Opinion

AEROCAFÉ, PARADIGMA DE DESARROLLO

Desde hace 20 años, don Héctor y don José, dos adultos mayores que conocí en Palestina y con quienes estuve conversando, escucharon por primera vez sobre el proyecto de Aerocafé. Les dijeron que estaría listo en 3 o 4 años y hoy siguen sentados, en una banca donde se divisan los terraplenes, esperando que se haga realidad. Ellos fueron víctimas del desarrollo.

Aunque no querían vender sus casas, estas fueron «expropiadas», y con nostalgia cuentan que ni siquiera les preguntaron cuánto valían, sino que les pusieron un precio que debían tomar o dejar, a lo que no les quedó otra opción.

Cuando dijeron que en Palestina debía quedar el Aeropuerto del Café, se les olvido medir el impacto negativo que le traía a quienes vivían allí. La meta era hacer un aeropuerto así que pasaron por encima de todos, de la cultura y de la historia de este municipio caldense.

Como el capricho no lleva un análisis técnico entonces dijeron que lo harían en 3 años, como muy bien lo recuerdan don José y don Héctor. En el momento empezaron a mover tierra y a hacer artificialmente terraplenes, sin imaginar el terreno que tenían, por lo que nada funcionó.

Aquí no solo se perdió la plata que había aportado el Gobierno Nacional, sino que ya no querían invertir más porque sabían que había un conflicto de pérdida de recurso, razón por la cual duraron mucho tiempo vetando un concepto de viabilidad técnica para este aeropuerto. En los años siguientes había un impulso para avanzar, pero sin el Gobierno Nacional.

Don Héctor, recuerda que allá, en el sector de Ventiaderos, en el lado norte de la colina de Palestina, donde se ubica la primera etapa del proyecto, había una vereda, un caserío, escuela, colegio y entre risas dice que hasta discotecas a las que asistía los fines de semana.

“Esto era plano, había casas, vinieron e hicieron un hueco aquí, otro allí, unos muros allá… y como no dio resultado dijeron que iban a correr el trazo por otro lado.  Acabaron con dos barrios”, me expresó don Héctor.

Sus palabras dejan claro que desde el momento en que se habló de aeropuerto en Palestina se ha ido más gente de la que ha llegado, que las viviendas se han desvalorizado y a quienes les compraron sus casas la plata no les alcanzó para comprar otra vivienda. “Fue que nos engañaron, nos llenamos de nervios y vendimos a Aerocafé por cualquier cosa”, exclamó don José.

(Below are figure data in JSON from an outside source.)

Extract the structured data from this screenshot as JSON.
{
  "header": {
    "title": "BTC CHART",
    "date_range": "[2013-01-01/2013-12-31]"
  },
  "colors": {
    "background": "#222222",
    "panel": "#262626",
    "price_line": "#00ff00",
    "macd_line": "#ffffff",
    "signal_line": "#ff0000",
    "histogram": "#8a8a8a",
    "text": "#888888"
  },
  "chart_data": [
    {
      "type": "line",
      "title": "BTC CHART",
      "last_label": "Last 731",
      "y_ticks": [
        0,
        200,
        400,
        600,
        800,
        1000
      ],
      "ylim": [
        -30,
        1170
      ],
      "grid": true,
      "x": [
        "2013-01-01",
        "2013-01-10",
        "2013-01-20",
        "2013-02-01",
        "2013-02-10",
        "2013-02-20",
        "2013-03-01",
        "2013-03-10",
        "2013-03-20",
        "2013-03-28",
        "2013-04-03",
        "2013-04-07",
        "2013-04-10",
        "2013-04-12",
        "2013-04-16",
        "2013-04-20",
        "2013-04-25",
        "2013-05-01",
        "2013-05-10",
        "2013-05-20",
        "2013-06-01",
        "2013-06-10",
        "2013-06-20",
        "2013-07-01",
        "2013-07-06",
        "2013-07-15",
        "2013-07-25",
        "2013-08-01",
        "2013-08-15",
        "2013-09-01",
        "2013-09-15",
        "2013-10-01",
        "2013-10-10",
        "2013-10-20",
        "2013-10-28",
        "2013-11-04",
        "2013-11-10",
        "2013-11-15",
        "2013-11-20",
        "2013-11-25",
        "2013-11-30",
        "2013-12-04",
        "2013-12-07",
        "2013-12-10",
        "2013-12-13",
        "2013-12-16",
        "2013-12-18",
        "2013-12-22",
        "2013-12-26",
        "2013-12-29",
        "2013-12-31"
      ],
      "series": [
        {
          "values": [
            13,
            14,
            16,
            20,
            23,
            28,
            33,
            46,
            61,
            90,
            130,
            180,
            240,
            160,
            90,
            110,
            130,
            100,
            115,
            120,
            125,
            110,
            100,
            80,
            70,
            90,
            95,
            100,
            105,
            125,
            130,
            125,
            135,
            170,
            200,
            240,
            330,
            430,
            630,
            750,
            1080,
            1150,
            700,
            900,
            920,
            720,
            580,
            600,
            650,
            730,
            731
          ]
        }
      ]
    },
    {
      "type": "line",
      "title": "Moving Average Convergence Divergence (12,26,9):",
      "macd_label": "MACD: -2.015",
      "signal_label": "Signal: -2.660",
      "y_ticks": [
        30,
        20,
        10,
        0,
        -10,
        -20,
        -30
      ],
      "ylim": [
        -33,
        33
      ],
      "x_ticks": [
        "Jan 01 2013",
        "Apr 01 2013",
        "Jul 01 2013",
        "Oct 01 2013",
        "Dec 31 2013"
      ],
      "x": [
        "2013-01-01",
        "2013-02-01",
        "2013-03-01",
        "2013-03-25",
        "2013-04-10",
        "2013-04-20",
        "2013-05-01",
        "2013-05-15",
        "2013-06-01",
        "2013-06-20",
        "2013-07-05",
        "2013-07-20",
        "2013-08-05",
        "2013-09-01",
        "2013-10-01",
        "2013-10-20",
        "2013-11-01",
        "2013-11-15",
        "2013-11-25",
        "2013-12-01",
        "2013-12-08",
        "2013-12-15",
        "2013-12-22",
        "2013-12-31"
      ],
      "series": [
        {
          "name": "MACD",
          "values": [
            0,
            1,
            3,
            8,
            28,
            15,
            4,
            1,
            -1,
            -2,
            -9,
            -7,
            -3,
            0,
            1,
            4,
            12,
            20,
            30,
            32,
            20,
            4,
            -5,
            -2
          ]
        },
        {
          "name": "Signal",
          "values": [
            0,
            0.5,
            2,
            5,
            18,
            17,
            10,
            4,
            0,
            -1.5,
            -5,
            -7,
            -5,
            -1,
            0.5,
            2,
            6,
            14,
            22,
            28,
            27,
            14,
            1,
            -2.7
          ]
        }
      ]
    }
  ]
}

Para don Héctor y don José ahora lo que más conviene es que se termine el Aeropuerto. Por fortuna, el Gobierno Nacional se comprometió, sacó el concepto de viabilidad técnica y dejó una plata; sin embargo, desafortunadamente, hay que decírselo a la gente: la plata no va alcanzar sino para hacer una pista corta que es como trasladar La Nubia a Palestina y vamos a seguir con el mismo problema; no hay vuelos grandes, no hay vuelos internacionales. Supuestamente la magia de este aeropuerto era que iba a traer vuelos transnacionales, que iban a aterrizar aviones jumbo con pasajeros de Asia y Europa para vender el turismo del Eje Cafetero y eso no va a pasar.

El hecho que se hayan reactivado las obras, en parte, es esperanzador porque cada día de atraso es un día más de atraso para Palestina que es la más afectada al final. Desafortunadamente esos son los paradigmas del desarrollo que llaman.

Ahora no quedará más que exigir que a futuro la pista sea más larga, que puedan aterrizar vuelos transnacionales y que podamos recibir turismo de Europa y de Asia porque ese es el verdadero desarrollo de esta región.

Para concluir, hay que decir que Palestina ha puesto su grano de sacrificio y lo mínimo ahora es esperar que obtenga los beneficios de tener un aeropuerto. Me imagino todos los desafíos que vamos a tener que afrontar con Palestina, pero digamos que aquí ya queda es articularnos al desarrollo del aeropuerto y cuentan desde el Congreso con mi respaldo para que esto tenga más recursos y se pueda hacer en menor tiempo.

* Por: Erwin Arias – Representante a la Cámara.